Mammutprojekt Wülzburg

24.1.2012, 08:30 Uhr
Mammutprojekt Wülzburg

© Renner (Archivfoto)

Den aktuellen Stand der Dinge stellte dem Bauausschuss Dr.-Ingenieur Norbert Bergmann aus Pfaffenhofen/Ilm vor, der mit seinem Büro seit vielen Jahren die Sanierungsmaßnahmen an dem einzigartigen Renaissancebauwerk betreut. Er machte einmal mehr deutlich, dass der Erhalt der Wülzburg eine Mammutaufgabe ist, alleine wegen ihrer Dimensionen. Sie hat eine Fläche von 73 000 Quadratmeter. Der mit der Festung umbaute Raum misst 317 750 Kubikmeter. Und die beiden Schlossflügel umfassen einen Raum von 51 150 Kubikmeter.

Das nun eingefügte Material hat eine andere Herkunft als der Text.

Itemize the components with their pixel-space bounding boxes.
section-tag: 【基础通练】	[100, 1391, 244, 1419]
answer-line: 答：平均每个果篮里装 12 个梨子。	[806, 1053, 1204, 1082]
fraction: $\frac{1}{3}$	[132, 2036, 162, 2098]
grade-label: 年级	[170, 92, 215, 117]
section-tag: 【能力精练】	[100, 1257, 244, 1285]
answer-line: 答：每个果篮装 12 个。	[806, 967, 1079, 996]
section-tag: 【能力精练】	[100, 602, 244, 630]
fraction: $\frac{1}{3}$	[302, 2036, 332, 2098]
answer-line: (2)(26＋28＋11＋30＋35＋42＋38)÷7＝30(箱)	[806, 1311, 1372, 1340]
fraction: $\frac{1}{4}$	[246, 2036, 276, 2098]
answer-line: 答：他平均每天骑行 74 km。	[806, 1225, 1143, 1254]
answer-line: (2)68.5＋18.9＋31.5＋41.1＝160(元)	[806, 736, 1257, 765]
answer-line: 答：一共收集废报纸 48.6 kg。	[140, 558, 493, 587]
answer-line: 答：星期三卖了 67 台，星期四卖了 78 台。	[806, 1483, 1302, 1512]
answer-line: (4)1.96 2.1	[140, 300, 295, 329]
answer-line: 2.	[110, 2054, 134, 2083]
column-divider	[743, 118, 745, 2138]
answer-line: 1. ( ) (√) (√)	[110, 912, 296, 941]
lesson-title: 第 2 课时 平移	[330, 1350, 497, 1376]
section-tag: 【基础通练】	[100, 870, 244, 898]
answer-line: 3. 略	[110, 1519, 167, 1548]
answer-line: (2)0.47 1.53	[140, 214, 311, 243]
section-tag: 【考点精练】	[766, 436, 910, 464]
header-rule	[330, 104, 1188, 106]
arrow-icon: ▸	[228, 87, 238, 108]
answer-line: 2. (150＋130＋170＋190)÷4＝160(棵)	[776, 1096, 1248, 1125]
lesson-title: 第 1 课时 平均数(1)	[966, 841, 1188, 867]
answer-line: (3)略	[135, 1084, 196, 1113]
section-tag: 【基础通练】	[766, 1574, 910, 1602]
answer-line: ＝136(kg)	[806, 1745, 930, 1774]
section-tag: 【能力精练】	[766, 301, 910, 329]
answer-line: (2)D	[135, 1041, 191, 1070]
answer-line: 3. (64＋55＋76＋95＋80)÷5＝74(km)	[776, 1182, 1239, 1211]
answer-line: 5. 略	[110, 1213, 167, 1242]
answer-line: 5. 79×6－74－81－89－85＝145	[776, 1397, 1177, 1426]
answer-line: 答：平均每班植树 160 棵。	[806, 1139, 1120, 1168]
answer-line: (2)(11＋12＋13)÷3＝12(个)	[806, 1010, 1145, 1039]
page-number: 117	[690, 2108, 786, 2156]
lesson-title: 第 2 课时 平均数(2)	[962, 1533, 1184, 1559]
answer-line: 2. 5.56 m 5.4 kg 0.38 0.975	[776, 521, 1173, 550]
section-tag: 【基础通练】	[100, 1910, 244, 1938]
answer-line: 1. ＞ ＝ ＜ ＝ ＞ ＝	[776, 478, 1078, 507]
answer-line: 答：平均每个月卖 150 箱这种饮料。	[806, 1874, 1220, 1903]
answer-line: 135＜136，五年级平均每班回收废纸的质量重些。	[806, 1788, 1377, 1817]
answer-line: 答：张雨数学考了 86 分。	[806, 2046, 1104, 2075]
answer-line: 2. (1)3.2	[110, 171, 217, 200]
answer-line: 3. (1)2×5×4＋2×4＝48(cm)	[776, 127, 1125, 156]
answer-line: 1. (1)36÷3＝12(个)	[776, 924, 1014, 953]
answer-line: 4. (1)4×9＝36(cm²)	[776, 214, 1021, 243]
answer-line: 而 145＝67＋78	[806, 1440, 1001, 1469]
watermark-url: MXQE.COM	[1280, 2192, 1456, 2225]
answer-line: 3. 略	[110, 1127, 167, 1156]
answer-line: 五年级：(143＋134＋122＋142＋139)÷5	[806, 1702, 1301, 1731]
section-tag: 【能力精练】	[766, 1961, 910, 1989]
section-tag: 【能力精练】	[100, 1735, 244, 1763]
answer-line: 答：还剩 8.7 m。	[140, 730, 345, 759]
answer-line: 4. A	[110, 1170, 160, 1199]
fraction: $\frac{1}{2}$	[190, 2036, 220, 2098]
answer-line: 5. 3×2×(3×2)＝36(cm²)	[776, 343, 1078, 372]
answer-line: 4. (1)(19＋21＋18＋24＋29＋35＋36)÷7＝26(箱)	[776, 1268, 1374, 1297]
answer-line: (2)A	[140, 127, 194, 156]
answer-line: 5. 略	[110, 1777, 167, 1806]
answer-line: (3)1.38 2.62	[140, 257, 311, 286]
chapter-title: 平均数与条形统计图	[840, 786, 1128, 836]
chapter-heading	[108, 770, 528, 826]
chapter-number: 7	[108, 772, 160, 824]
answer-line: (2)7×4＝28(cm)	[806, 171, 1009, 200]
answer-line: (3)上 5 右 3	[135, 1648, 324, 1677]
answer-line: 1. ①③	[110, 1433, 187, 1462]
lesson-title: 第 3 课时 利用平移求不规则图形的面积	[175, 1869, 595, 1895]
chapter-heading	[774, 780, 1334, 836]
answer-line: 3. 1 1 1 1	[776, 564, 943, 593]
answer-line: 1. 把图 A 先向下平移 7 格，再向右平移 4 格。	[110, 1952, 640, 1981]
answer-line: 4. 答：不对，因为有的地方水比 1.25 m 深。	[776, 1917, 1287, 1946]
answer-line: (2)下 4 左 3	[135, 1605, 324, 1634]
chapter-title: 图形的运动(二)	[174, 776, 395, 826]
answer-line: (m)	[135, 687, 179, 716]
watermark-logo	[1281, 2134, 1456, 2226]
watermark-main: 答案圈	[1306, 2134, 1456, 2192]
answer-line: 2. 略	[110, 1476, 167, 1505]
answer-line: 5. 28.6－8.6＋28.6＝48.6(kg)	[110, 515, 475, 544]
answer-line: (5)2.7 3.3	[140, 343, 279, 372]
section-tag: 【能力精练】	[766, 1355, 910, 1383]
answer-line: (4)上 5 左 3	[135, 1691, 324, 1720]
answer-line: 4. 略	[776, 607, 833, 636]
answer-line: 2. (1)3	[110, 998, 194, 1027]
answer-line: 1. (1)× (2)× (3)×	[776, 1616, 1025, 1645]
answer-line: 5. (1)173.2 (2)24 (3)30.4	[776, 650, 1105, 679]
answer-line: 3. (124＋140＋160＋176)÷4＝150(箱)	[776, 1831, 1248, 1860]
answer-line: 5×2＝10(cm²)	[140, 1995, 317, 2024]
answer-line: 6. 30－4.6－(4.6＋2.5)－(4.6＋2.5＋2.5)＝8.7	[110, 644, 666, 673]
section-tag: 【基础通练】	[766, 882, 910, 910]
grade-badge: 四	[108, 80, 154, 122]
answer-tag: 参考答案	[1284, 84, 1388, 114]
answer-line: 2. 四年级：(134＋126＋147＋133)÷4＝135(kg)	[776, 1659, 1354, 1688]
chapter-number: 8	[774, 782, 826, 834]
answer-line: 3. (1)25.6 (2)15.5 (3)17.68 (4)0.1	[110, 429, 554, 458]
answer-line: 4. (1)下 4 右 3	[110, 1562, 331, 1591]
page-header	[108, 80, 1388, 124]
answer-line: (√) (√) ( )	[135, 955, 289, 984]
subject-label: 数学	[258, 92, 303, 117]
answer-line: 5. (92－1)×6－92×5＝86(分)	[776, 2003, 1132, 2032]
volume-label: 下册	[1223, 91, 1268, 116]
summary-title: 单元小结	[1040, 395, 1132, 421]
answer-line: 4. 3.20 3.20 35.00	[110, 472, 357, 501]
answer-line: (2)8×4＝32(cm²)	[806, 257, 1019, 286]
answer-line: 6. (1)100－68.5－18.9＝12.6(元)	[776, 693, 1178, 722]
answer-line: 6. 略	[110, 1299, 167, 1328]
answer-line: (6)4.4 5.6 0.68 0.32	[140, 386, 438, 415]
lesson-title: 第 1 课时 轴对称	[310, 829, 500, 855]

Zum Vergleich: Ein etwas größeres Einfamilienhaus weist 1000 Kubikmeter auf.

Dass ein so mächtiges Bauwerk – zumindest wenn es in die Jahre gekommen ist, wie die ab 1588 bis etwa 1611 entstandene Wülzburg – einen enormen Erhaltungsaufwand mit sich bringt, versteht sich von selbst. Doch die Finanzierung ist problematisch. Seit 1968 bemüht sich die Stadt Weißenburg, in deren Besitz fast die komplette Anlage ist, das Baudenkmal von nationaler Bedeutung zu sichern. Doch dabei wurde sie vor einigen Jahren alleine gelassen: Bund und Land zogen sich aus der Förderung zurück. 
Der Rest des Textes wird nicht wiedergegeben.